Mali Music: I do. I love to. I have a few songs on Jennifer Hudson’s album coming out. We were able to make some really good music, and I love to do that. But I don’t know…writing songs has become as political as producing songs. Now, it’s not even about who has the best song, it’s all about who you know, how many hits they’ve written already, and all this other weird stuff. It causes the industry to become stagnant. It’s really cool, and I’m learning a lot and finding out the reason why these go-to people are as depended on as they are. You gotta be able to take it from where it is to where it’s going, not just be refreshing and new. Everybody isn’t as excited about that as they should be.
DX: How was working with Jennifer Hudson?
Mali Music: It was awesome. It was a lot of fun. She’s such a strong personality. I just really, really love how she gets down. She’s serious about music, her sound, and getting her ideas out. But she’s also very, very reverent of what God is doing and has done through me and with me. It’s very, very, very good. We had a great time, and I think we could make hundreds of great songs together, non-stop. We had to stop just because we had to. I think it’s just great. We both respect each other’s gifts, each other’s angles, and it just is a blessing.
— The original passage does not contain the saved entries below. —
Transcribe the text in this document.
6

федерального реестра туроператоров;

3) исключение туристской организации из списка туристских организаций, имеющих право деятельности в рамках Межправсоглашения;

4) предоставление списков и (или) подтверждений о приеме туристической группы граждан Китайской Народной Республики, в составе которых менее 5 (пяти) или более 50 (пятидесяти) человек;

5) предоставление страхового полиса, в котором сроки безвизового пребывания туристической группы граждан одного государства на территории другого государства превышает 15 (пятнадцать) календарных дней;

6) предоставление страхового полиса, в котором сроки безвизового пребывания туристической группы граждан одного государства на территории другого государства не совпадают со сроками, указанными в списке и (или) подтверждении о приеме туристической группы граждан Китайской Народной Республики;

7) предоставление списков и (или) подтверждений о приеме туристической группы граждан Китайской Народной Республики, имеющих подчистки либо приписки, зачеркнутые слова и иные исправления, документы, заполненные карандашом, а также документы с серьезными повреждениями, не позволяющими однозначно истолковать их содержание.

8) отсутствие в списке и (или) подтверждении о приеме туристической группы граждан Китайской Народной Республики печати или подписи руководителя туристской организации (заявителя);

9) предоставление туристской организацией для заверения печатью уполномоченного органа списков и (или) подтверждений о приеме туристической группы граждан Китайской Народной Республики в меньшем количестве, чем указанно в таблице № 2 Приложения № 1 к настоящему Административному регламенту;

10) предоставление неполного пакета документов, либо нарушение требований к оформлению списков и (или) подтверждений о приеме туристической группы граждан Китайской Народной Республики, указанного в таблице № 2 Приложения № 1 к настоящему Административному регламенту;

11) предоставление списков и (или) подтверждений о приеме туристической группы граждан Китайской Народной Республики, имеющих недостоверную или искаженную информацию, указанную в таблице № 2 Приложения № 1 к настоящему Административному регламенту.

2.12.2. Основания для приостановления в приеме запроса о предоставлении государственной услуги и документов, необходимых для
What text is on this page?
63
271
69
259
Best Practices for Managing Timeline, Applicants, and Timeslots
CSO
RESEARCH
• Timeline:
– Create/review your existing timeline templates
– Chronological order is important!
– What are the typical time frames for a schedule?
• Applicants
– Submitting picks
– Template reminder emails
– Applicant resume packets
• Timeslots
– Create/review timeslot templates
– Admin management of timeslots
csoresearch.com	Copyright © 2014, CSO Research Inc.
DX: I read somewhere, you even talked about this earlier, that the live show is very important to you. Why is that such an important part of your music?
Mali Music: That’s where it’s the most evident. That’s where it’s the clearest right there, no doubt. Once you get the opportunity to come to a show and I’m really able to express myself right in front of you, because it’s always gonna be new and fresh and inspired. I think that’s the thing that causes people to leave and really get it. That makes me the happiest.
DX: How do you define success?
Mali Music: I guess I define success as the most basic form of the word. Success is the accomplishing of a thing that an individual sets out to do. Flat out. So good or bad, if a person says in their mind or in their heart, sitting down one day, “I want to do this,” and a day later or a moment later, it’s done, that success. Success isn’t a good or a bad thing. It could be used for bad, it could be used for good, but success is standard. Success is what comes when you accomplish a thing you set out to do. That’s what it means to me.
DX: Do you think that you have success or are on the path towards success?
Mali Music: One hundred thousand billion percent. I think that this is one of the healthiest successes, because it’s not one that’s degrading. So when this wins, everybody wins, and it inspires everybody. People don’t feel degraded because of the success that comes from it. People feel empowered by it. That’s when it’s special, when your success is connected to the happiness of a generation, you’re doing something real good.